L’enfance de la réalisatrice a été marquée, entre 1969 et 1988 par les attentats attribués au terrorisme rouge et noir, le refus de l’engagement politique à des fins électoralistes, le triomphe de l’hédonisme et la montée de la corruption dédouanée.

Le film se situe quelques années après « les années de plomb », après qu’en 1985, François Mitterrand a permis aux anciens terroristes italiens réfugiés en France de ne pas être extradés à la condition qu’ils aient changé de vie et abandonné la lutte armée.

C’est ainsi que comme Marco, plusieurs centaines d’anciens terroristes « reconvertis » se sont trouvés protégés.

Or, en 2002 a eu lieu une recrudescence inattendue d’attentats perpétrés par le Parti Communiste Combattant, un groupe qui revendiquait une continuité avec les Brigades Rouges...
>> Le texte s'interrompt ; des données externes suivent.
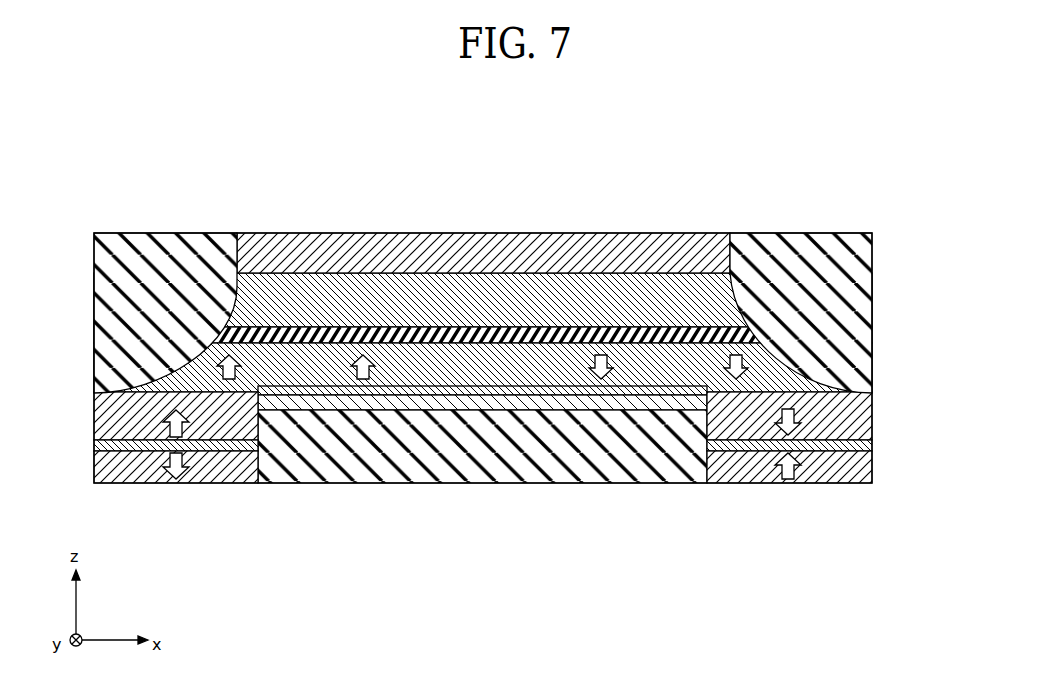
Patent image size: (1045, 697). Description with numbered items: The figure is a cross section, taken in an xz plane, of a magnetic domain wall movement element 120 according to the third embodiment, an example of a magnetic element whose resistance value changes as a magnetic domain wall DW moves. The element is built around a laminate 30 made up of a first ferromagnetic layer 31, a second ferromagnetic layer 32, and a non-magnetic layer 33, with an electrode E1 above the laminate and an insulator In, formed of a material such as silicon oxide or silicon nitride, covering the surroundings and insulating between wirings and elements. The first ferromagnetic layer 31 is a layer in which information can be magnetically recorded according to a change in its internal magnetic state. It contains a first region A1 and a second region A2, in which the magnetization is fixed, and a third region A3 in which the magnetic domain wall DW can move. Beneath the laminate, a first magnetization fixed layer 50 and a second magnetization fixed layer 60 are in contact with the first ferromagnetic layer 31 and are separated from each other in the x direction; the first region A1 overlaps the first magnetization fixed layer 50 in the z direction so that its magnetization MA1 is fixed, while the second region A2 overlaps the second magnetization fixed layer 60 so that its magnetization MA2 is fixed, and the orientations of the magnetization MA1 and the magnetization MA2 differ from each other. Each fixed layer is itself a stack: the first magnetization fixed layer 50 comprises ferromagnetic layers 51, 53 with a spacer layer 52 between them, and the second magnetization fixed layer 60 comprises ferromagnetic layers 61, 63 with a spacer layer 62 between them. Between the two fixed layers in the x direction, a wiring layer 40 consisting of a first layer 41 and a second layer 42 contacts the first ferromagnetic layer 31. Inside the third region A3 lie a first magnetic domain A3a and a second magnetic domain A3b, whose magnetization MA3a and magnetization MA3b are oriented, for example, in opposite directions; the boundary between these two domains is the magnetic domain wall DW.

The magnetic domain wall movement element 120 is at (742, 157).
The laminate 30 is at (597, 156).
The first ferromagnetic layer 31 is at (483, 249).
The second ferromagnetic layer 32 is at (460, 300).
The non-magnetic layer 33 is at (483, 378).
The magnetic domain wall DW is at (400, 330).
The electrode E1 is at (317, 253).
The insulator In is at (176, 274).
The wiring layer 40 is at (482, 492).
The first layer 41 is at (630, 400).
The second layer 42 is at (666, 390).
The first magnetization fixed layer 50 is at (145, 495).
The ferromagnetic layer 51 is at (118, 413).
The spacer layer 52 is at (118, 445).
The ferromagnetic layer 53 is at (118, 470).
The second magnetization fixed layer 60 is at (827, 495).
The ferromagnetic layer 61 is at (853, 410).
The spacer layer 62 is at (855, 445).
The ferromagnetic layer 63 is at (863, 465).
The first region A1 is at (230, 387).
The second region A2 is at (717, 387).
The third region A3 is at (497, 547).
The first magnetic domain A3a is at (371, 478).
The second magnetic domain A3b is at (532, 478).
The magnetization of the first region MA1 is at (220, 290).
The magnetization of the second region MA2 is at (770, 350).
The magnetization of the first magnetic domain MA3a is at (340, 395).
The magnetization of the second magnetic domain MA3b is at (575, 385).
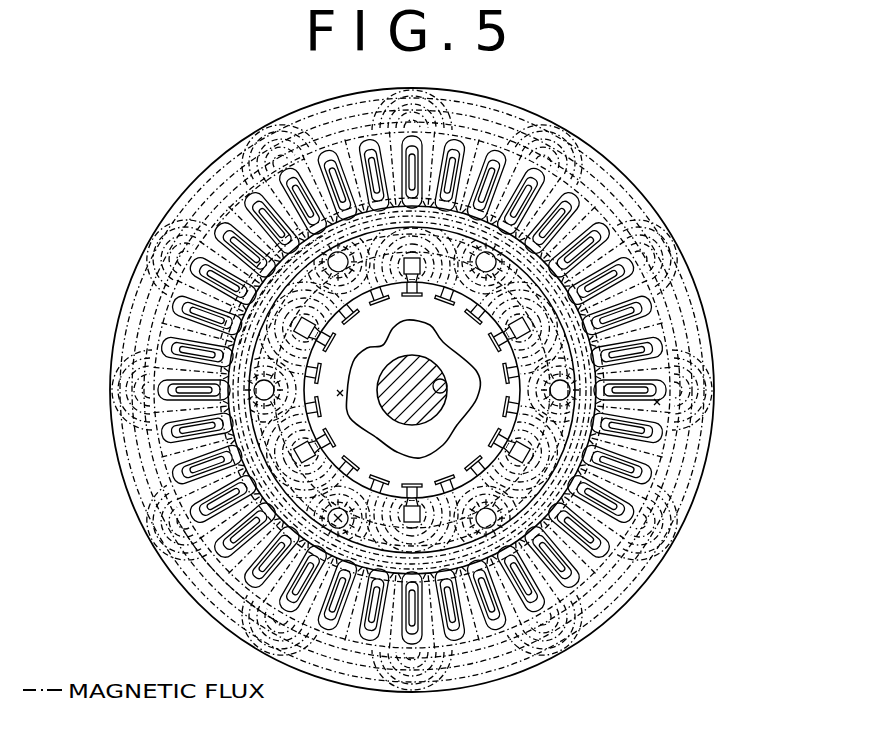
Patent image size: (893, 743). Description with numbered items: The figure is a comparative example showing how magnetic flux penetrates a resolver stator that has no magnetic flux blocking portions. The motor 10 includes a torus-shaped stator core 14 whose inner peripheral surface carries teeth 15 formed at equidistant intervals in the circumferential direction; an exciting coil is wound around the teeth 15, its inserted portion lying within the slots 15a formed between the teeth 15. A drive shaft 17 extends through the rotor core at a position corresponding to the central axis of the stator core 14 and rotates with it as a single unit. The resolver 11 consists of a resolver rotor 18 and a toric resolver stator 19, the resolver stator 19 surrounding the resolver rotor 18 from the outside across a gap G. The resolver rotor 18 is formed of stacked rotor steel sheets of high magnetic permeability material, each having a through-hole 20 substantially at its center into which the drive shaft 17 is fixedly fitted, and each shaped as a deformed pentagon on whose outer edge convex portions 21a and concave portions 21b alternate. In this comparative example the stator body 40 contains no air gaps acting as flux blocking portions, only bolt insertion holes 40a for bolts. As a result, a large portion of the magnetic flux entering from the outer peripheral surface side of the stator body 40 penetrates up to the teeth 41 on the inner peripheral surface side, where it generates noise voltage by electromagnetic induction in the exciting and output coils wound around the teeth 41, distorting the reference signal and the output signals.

The motor 10 is at (675, 237).
The resolver 11 is at (490, 250).
The stator core 14 is at (700, 311).
The teeth 15 is at (693, 486).
The slots 15a is at (580, 483).
The drive shaft 17 is at (445, 374).
The resolver rotor 18 is at (492, 325).
The resolver stator 19 is at (268, 173).
The through-hole 20 is at (447, 386).
The convex portions 21a is at (600, 567).
The concave portions 21b is at (583, 500).
The stator body 40 is at (272, 280).
The bolt insertion holes 40a is at (220, 577).
The teeth 41 is at (247, 280).
The gap G is at (228, 458).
Annarita Zambrano a construit son film sur le non-dit. Elle l’a réalisé sur cette même ligne et dans « Après la guerre  », on est autant dans la sphère familiale qu’au Parlement.
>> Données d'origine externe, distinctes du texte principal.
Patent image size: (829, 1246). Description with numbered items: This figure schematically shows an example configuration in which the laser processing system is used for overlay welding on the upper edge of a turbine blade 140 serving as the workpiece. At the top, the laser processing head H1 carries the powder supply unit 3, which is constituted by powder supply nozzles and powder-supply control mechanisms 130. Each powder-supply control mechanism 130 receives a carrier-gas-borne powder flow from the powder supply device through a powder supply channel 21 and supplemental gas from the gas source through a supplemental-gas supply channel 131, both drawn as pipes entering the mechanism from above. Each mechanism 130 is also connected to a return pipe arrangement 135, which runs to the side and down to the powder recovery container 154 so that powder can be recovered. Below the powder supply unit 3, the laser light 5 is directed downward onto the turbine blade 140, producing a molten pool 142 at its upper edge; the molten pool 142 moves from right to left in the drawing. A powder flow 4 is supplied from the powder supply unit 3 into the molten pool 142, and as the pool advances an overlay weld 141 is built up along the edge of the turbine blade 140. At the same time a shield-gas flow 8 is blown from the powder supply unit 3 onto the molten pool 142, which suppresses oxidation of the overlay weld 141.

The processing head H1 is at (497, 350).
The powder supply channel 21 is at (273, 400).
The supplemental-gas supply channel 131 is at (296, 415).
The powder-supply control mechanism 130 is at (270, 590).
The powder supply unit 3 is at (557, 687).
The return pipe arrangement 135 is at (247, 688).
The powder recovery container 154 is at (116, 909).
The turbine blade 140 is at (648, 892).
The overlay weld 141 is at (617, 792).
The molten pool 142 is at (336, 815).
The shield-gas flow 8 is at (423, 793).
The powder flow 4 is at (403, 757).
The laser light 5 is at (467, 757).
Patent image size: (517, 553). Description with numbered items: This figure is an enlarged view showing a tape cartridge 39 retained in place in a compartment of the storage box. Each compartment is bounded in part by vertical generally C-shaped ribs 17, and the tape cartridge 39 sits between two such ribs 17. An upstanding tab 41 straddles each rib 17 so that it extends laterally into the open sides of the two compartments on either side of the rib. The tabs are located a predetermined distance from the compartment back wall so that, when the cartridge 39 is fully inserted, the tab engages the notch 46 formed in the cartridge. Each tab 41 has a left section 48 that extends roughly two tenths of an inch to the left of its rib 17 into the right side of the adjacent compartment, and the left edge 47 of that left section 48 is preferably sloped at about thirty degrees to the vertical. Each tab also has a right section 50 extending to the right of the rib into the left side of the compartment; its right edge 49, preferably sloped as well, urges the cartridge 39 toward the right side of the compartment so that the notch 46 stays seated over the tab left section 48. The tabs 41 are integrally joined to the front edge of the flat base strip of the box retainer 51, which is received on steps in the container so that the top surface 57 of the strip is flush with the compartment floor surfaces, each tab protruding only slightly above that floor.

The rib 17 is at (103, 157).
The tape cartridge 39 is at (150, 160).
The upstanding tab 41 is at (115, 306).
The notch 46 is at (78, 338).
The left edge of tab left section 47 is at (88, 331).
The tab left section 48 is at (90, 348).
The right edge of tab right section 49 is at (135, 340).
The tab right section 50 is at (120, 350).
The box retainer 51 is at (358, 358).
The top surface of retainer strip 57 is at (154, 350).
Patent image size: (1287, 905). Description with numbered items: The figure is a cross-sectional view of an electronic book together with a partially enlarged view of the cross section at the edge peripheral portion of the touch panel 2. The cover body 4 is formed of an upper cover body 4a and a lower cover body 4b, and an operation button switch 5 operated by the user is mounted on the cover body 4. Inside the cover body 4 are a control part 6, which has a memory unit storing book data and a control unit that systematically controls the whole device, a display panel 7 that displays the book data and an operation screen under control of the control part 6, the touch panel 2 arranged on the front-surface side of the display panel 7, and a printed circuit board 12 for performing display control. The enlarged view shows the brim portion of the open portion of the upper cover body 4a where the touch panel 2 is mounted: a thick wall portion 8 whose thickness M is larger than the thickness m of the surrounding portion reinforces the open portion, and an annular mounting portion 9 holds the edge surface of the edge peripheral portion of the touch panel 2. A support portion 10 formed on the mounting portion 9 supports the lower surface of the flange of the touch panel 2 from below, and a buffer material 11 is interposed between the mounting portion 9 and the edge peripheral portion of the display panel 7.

Marco parle beaucoup de sa guerre au point de tourner en rond et au final, de ne plus rien dire, vidant petit à petit son discours de sa substance.

Il aborde tout, sauf le vrai sujet : sa culpabilité vis à vis de sa fille et de sa famille italienne qu’il entraîne dans des difficultés dont il se retrouve être le seul responsable.

« Après la guerre » mêle à égalité d’importance nombre de sujets : la justice, le sentiment de culpabilité, la tradition tragique italienne, l’histoire personnelle et l’histoire politique.

L’idée de faire vivre Marco et sa fille non pas dans la ville mais dans la campagne landaise, au milieu de la forêt, crée un climat d’enfermement intérieur. Les personnages italiens du récit qui pourraient être « libres » font le choix de s’enfermer dans des lieux confinés, sont esclaves d’eux-mêmes, de leur passé refoulé et d’un « ordre bourgeois » qui impose le mensonge.

Le film fonctionne sur un solide équilibre entre l’histoire intime d’une famille, le renvoi à la situation sociale et politique de l’Italie, à la complexité des suites d’une période agitée avec laquelle le pays a encore de nos jours du mal à trouver une distance.

En faisant de Marco un homme d’apparence débonnaire et peut-être le contraire de l’image qu’on peut se faire d’un révolutionnaire, Annarita Zambrano, apporte une autre profondeur à son récit.